WE LOVE HATE MAIL - DECEMBER
Gigantic Guy with Tiny Dog: "Do you have one of those metal collars?"
ME: "Metal Collars?"
GGwTD: "Made with the chain..."
ME: "Oh! CHOKE Collars! No. We don't carry them, Sorry."
GGwTD: "I don't choke my dog."
ME: "Technically, you're right. The collar does that. But if you just got just one of your gigantic hands around that dog's neck, you could..."
GGwTD: <Sends me a glaring look.> "Every time I come in here you're eating."
ME: "No wonder I've been gaining weight. Would you mind coming in less frequently?"
GGwTD: "You're some kind of wise-ass. I wonder what your boss will think about that. And what your wife and family will think when you're out of a job."
ME: "OH, PLEASE MISTER, PLEASE DON"T TATTLE ON ME!! My boss said it was the last straw when I filled the company truck up with kerosene instead of gasoline and left the emergency brake off and the truck rolled into the harbor and landed on Old Man Creutzfeld's dingy and sunk his bait barge. So of course Old Man Creutzfeld took his shotgun and tried to shoot my boss when he was skinning a couple goats for our Annual Godless Summer Festival..."

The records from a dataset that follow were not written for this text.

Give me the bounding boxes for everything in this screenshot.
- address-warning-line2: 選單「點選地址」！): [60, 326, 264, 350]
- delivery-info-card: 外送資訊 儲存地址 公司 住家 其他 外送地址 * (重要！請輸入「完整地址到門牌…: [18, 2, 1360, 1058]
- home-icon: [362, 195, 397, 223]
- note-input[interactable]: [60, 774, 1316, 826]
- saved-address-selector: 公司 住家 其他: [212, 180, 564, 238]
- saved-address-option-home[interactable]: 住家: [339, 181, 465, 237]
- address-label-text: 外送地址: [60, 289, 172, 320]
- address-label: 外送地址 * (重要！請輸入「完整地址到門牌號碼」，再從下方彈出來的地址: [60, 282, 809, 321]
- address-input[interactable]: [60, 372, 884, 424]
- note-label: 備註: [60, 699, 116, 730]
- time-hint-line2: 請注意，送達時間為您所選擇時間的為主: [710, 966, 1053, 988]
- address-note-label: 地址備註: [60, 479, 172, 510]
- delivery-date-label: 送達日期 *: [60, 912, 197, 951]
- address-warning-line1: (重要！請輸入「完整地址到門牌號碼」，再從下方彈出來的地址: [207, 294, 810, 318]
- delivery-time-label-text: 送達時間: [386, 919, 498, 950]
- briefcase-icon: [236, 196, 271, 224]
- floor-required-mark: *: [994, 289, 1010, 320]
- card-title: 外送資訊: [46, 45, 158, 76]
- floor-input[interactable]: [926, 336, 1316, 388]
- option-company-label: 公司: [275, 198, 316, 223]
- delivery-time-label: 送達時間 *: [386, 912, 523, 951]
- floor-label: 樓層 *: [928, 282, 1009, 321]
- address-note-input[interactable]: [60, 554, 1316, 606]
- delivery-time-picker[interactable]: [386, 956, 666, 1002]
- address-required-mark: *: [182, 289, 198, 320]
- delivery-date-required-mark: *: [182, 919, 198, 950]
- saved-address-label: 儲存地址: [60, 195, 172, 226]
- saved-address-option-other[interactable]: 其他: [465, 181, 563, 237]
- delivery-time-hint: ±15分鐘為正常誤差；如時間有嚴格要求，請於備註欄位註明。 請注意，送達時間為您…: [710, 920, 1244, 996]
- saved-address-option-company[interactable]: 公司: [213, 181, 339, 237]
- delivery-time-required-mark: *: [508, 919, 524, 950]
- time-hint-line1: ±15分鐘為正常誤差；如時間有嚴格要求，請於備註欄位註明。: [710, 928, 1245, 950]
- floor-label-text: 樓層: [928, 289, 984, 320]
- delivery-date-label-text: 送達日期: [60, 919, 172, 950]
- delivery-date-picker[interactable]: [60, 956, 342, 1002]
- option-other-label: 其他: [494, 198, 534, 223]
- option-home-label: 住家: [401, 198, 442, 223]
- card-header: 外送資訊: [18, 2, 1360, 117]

ME: "And my wife says if lose another job this summer that she's going to take little Mbutu and Cayenne back to her ex-boyfriend's in Buckfield who happens to be my meth dealer and half-brother....
ME: <Hiding my face. Sobbing uncontrollably.>
GGwTD: "You shouldn't be so snarky to people. It turns them off."
ME: "THAT'S JUST WHAT MY HALF-BROTHER SAYS! LOOK, OH PLEASE MISTER!! DON'T TURN ME IN! I'LL EVEN HELP CHOKE YOUR DOG! I WON'T EVEN TELL ANYONE!
GGwTD: "I don't... That's OK.... Wait....What??"
ME: "Thank you mister! Thank you!"
ME: "Thanks for shopping with us today!"